Mit dem Pflegegrad (Stufen 1 bis 5) wird der jeweilige Unterstützungsbedarf pflegebedürftiger Menschen festgelegt, unter anderem abhängig davon, wie selbstständig jemand im Alltag etwa beim Anziehen, Toilettengang oder der Verpflegung noch ist. Pflegegrad 1 steht für geringe Beeinträchtigungen, Pflegegrad 5 für einen sehr hohen Unterstützungsbedarf. Laut Bundesgesundheitsministerium hatten Ende 2024 rund 4,8 Millionen Menschen einen Pflegegrad, davon 861.000 Pflegegrad 1.

Jährlich knapp zwei Milliarden Euro Ersparnis

Bei Pflegegrad 1 bekommen pflegende Angehörige kostenfreie Pflegekurse. Es gibt finanzielle Zuschüsse zum Beispiel zum Einbau einer barrierefreien Dusche und für Pflegehilfsmittel wie Betteinlagen. Außerdem werden pro Monat bis zu 131 Euro (sogenannter Entlastungsbetrag) erstattet, etwa wenn ein Pflegedienst beim Duschen, Einkaufen oder Wäschewaschen hilft. Die Streichung des Pflegegrads 1 würde demnach pro Jahr etwa 1,8 Milliarden Euro einsparen.

Der Paritätische Wohlfahrtsverband warnte vor einer Abschaffung. Dessen Hauptgeschäftsführer Joachim Rock sagte den Zeitungen der Funke Mediengruppe: "Die Abschaffung der Pflegestufe 1 wäre ein fatales Signal - zum einen an die Menschen, die von leichten Einschränkungen betroffen sind. Zum anderen aber auch an die pflegenden Angehörigen."

80 Prozent der Menschen in der Pflege würden zu Hause betreut. Geld aus der Pflegestufe 1 entlaste derzeit "gerade die pflegenden Angehörigen, etwa mit Einkaufshilfen oder Putzdiensten", betonte Rock.

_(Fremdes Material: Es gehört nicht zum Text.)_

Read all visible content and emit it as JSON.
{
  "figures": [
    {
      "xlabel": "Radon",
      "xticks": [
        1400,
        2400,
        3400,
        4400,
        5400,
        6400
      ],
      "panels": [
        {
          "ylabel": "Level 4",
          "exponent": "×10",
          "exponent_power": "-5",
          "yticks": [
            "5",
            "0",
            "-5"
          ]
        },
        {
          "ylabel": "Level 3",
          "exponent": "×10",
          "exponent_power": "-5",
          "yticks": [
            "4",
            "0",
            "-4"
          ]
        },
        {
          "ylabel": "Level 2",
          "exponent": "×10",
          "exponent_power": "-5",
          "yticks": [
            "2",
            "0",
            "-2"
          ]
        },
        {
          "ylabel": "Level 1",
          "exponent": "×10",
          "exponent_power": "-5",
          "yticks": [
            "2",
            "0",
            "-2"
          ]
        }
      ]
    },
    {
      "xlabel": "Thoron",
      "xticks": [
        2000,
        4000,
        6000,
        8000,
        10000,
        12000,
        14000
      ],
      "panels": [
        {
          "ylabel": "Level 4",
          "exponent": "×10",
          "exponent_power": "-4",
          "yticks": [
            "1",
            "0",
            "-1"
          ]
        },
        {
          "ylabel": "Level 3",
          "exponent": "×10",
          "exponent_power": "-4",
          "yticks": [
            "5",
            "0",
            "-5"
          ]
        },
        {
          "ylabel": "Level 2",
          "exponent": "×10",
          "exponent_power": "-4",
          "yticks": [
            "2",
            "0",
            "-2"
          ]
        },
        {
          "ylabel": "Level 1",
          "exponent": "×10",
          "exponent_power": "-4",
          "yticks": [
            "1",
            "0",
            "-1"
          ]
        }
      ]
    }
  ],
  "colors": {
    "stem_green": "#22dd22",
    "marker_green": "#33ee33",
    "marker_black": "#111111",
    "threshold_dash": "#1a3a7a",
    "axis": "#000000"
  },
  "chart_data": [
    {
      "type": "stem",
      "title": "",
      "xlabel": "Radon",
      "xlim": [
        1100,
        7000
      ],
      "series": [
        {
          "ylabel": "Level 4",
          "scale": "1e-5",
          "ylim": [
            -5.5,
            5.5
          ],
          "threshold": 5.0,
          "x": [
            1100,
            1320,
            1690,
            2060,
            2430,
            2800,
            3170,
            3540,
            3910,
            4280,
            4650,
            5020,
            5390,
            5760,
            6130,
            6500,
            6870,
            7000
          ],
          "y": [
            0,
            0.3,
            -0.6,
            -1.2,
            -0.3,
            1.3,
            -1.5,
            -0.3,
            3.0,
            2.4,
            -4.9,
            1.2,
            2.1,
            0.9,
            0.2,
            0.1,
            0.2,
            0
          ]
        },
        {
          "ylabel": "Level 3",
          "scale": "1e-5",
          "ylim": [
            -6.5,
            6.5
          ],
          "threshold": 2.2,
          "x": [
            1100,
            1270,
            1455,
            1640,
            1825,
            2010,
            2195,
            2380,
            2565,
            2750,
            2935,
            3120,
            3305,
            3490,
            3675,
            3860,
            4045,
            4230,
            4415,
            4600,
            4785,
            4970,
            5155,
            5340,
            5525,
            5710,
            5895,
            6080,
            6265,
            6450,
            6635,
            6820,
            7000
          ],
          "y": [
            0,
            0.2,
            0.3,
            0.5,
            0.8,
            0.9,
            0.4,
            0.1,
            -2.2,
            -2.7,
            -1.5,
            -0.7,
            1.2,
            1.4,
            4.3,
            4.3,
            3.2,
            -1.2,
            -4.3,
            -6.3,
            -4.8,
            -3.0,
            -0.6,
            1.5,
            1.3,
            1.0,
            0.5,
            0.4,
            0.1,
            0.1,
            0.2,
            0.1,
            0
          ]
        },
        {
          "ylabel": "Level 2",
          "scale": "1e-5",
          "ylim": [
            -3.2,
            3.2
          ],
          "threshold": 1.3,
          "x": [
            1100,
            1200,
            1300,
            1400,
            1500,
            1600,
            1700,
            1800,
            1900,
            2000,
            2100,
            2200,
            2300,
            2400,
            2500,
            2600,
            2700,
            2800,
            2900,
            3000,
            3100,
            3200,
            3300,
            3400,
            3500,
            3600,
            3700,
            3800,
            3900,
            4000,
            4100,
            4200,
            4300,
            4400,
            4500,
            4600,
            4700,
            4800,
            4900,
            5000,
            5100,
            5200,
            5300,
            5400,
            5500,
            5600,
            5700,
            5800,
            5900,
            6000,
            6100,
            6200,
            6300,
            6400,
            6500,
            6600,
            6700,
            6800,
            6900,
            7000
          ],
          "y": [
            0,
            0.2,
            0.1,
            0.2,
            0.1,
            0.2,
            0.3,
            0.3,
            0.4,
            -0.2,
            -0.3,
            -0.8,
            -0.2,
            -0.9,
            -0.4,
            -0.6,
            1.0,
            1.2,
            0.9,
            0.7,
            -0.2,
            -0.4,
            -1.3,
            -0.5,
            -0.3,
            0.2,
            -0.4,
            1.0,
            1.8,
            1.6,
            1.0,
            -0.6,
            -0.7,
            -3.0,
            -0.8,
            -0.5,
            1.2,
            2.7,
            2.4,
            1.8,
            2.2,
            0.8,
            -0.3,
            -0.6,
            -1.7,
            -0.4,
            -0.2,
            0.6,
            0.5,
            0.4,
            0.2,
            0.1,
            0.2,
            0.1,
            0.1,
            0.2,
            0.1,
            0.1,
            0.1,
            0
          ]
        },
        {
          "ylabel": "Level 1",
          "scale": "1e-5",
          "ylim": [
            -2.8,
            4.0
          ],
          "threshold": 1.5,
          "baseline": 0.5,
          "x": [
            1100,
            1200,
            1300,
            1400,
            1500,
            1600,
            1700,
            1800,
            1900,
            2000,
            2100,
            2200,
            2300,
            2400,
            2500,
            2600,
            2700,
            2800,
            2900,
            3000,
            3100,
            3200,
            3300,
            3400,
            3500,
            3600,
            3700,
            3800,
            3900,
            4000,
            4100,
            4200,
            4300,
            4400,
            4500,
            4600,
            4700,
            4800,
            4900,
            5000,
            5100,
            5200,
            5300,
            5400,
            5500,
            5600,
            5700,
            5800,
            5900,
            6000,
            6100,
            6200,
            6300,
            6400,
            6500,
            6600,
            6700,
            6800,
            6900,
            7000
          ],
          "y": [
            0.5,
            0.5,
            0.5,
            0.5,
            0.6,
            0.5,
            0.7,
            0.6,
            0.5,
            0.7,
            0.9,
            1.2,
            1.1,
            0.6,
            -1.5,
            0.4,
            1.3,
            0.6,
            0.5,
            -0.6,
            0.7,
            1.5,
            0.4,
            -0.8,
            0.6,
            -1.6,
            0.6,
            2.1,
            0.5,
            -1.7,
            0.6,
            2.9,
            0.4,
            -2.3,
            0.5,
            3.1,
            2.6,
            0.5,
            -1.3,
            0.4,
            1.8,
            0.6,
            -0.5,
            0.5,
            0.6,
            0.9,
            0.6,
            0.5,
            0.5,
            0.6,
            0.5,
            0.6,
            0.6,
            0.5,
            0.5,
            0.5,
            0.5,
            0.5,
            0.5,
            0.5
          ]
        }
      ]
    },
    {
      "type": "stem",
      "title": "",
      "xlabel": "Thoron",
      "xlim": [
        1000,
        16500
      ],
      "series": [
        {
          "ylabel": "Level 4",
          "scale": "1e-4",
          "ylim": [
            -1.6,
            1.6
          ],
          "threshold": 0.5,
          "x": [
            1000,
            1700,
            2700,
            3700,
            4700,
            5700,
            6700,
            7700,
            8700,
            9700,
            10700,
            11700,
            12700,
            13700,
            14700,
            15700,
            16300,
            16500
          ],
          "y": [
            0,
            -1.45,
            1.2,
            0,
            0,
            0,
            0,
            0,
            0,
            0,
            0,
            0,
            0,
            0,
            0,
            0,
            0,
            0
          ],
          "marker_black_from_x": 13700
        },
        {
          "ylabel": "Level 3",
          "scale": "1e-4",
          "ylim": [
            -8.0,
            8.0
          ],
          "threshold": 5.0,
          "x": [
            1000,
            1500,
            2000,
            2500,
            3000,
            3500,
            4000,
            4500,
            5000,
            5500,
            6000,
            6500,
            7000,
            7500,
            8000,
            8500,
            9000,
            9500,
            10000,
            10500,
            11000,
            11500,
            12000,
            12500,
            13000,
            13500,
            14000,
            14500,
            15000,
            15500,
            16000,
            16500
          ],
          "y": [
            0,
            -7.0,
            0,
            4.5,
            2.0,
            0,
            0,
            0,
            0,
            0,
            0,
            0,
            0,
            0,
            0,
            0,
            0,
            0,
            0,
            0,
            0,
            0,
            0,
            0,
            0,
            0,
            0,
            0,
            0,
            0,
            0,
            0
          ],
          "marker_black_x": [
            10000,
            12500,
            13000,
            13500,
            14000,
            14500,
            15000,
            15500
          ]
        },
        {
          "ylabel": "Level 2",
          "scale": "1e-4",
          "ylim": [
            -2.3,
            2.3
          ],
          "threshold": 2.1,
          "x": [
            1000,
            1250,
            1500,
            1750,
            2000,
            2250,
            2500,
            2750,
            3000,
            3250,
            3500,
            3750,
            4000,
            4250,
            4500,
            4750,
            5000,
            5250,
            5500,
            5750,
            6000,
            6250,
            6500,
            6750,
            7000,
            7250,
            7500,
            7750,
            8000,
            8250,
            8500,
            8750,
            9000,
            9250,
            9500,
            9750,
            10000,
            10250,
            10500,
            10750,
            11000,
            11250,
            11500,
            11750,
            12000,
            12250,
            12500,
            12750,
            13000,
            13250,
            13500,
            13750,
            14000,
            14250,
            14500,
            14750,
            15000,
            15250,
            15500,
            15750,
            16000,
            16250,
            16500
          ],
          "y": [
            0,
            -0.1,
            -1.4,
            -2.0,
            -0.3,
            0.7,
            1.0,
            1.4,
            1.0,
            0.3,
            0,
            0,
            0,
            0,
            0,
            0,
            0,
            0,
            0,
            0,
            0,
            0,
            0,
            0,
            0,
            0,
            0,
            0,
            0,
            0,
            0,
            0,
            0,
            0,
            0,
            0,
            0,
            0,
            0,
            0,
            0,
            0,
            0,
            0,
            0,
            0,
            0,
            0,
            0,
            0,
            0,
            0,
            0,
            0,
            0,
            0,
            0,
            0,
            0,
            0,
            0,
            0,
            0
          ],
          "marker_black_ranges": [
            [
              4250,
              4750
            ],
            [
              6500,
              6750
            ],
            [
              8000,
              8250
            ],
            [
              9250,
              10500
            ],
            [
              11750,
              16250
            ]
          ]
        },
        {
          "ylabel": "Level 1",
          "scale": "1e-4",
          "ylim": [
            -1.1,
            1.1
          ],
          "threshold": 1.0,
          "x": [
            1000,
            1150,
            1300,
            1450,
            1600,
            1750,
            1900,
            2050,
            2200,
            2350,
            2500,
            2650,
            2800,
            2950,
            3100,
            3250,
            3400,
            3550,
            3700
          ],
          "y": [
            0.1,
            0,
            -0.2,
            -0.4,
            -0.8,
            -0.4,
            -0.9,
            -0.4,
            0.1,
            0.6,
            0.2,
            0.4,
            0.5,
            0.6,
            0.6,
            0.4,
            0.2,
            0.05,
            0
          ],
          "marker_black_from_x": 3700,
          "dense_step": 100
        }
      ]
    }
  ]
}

Die Kosten für die Pflege steigen wegen der Alterung der Gesellschaft und der Zunahme Pflegebedürftiger. Die Pflegeversicherung steckt in Finanznöten. Die im Sommer eingerichtete Bund-Länder-AG soll Vorschläge für eine Reform der Pflegeversicherung machen, die im kommenden Jahr in ein Gesetzgebungsverfahren einfließen sollen.